Davis’s approval of CRT in the North Carolina schools is hardly surprising given his public comments after the death of George Floyd in 2020. Davis released a statement decrying society’s “underlying systemic racism” and claimed that “schools are not immune from these societal imperfections which diminish the education of every child in our state.”
“The inequities and racism that divide us are a social pandemic that we have suffered under for far too long,” he said. “Like Covid-19, which is seemingly invisible, which can be carried, transmitted, and received unknowingly, inequities and racism are in the air we breathe. And like Covid-19, we must first mitigate its spread and ultimately vaccinate ourselves and remove it from our society.”
Todd Chasteen, a Republican member of the State Board who was appointed by McCrory in 2016, resigned in February over what he asserted was a shift away from education and toward political activism under Davis’s leadership.
“In full transparency, in February when the board passed Social Studies Standards by a slim majority, standards that many of us concluded, and thousands of parents agreed, were unproductive, regressive and unhelpful to the students of this wonderful state, it became more difficult to see where I could add value,” Chasteen said.
Jordan Shaw, an advisor for McCrory’s Senate campaign, said that the former governor “strongly disagrees” with the way Davis has conducted himself on the State Board of Education.
“Governor McCrory strongly disagrees with the approach to education Mr. Davis has taken since being reappointed by Governor Cooper. It is inconsistent with the conservative reputation he had before he was appointed by Governor McCrory, and it is inconsistent with Governor McCrory’s perspective on education, particularly as it relates to CRT and related issues,” Shaw told The Spectator.

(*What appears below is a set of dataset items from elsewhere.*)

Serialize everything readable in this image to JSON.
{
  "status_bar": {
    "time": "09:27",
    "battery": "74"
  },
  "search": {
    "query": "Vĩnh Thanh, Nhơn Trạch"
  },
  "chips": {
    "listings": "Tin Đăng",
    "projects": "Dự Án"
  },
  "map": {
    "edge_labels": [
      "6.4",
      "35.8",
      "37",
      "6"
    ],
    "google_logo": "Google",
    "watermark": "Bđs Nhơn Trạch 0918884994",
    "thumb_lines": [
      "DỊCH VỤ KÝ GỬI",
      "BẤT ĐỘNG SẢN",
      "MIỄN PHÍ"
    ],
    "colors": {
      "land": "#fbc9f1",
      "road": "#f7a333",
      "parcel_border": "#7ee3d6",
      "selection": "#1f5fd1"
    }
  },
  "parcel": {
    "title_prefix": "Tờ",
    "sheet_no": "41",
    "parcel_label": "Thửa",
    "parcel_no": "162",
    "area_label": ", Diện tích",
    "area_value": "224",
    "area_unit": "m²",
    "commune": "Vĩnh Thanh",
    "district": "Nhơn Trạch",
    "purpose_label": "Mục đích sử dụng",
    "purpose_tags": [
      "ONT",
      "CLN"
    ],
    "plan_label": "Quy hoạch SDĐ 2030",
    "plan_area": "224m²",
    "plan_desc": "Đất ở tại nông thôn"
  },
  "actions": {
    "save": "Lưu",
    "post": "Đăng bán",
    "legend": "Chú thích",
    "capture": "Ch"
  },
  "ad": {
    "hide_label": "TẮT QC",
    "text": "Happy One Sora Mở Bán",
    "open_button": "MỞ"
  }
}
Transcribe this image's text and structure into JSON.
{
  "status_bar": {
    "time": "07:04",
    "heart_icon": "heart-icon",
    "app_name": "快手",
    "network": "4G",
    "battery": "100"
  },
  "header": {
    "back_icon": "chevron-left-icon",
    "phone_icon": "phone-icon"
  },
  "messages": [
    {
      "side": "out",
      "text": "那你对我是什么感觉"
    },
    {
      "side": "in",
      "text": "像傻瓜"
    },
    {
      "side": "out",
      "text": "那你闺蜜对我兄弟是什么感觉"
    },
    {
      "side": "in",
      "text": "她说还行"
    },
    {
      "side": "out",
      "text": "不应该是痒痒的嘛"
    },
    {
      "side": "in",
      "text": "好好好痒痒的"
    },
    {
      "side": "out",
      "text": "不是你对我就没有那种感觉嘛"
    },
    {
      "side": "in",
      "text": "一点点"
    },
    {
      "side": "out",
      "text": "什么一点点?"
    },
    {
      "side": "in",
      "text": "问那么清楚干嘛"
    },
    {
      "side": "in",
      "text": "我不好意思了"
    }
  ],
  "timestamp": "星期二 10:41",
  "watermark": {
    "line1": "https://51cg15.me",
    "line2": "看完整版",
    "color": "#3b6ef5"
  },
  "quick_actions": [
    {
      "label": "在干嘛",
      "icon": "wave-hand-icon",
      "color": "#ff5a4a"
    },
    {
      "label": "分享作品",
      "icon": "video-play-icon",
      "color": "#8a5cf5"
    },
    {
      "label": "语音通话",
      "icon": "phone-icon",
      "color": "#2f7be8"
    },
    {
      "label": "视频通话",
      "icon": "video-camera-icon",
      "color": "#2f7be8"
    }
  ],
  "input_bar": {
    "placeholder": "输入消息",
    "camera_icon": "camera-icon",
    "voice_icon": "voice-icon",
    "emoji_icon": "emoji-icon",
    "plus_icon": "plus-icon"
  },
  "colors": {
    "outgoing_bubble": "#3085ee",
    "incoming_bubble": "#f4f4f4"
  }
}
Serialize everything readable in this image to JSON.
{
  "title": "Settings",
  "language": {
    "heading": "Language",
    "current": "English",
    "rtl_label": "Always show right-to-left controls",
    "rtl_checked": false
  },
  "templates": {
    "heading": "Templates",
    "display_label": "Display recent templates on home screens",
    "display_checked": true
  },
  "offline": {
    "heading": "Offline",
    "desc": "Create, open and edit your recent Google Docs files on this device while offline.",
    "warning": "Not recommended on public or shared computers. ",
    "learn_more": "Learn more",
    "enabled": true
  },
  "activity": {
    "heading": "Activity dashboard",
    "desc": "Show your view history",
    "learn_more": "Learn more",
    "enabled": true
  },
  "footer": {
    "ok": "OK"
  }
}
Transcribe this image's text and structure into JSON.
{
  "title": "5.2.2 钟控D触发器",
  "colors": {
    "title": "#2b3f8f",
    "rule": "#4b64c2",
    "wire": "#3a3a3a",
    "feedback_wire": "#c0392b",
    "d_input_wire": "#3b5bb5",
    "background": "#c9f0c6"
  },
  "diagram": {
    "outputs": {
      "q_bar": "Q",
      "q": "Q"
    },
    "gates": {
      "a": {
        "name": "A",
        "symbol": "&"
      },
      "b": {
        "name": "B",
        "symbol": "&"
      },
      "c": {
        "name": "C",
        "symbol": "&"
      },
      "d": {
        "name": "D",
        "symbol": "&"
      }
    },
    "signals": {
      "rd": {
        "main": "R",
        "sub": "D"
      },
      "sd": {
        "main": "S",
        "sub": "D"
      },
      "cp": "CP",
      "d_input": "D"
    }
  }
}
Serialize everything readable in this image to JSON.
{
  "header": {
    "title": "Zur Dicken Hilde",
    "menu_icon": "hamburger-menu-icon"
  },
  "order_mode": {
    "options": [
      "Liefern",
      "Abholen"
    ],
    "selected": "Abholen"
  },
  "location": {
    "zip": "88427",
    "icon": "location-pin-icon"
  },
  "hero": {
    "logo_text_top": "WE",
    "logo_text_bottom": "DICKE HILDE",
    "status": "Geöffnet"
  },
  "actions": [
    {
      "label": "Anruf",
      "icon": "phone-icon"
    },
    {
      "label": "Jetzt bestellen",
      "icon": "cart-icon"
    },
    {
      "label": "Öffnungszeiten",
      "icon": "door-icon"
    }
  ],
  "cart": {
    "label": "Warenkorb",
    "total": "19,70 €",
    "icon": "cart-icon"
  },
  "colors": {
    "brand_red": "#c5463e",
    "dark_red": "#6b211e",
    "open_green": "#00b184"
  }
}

“No one has been a stronger critic of CRT in schools than Pat McCrory. He fought against this kind of indoctrination as governor and he’ll do the same as US senator,” he said.
Although Davis described himself as “fiscally conservative” in an interview after McCrory appointed him to the State Board, Davis also said that he is an “independent, unaffiliated voter” and a “moderate”. He expressed opposition to school choice, stating in response to a question about his position on school vouchers that it is important for people to “rally public support around public schools”.
The former DPI senior official said that, ultimately, responsibility lies with McCrory for appointing Davis without proper vetting.
“If a governor makes a mistake or a really bad appointment, you’re going to get really, really bad policies in schools and there’s nothing people can do about it,” the official asserted.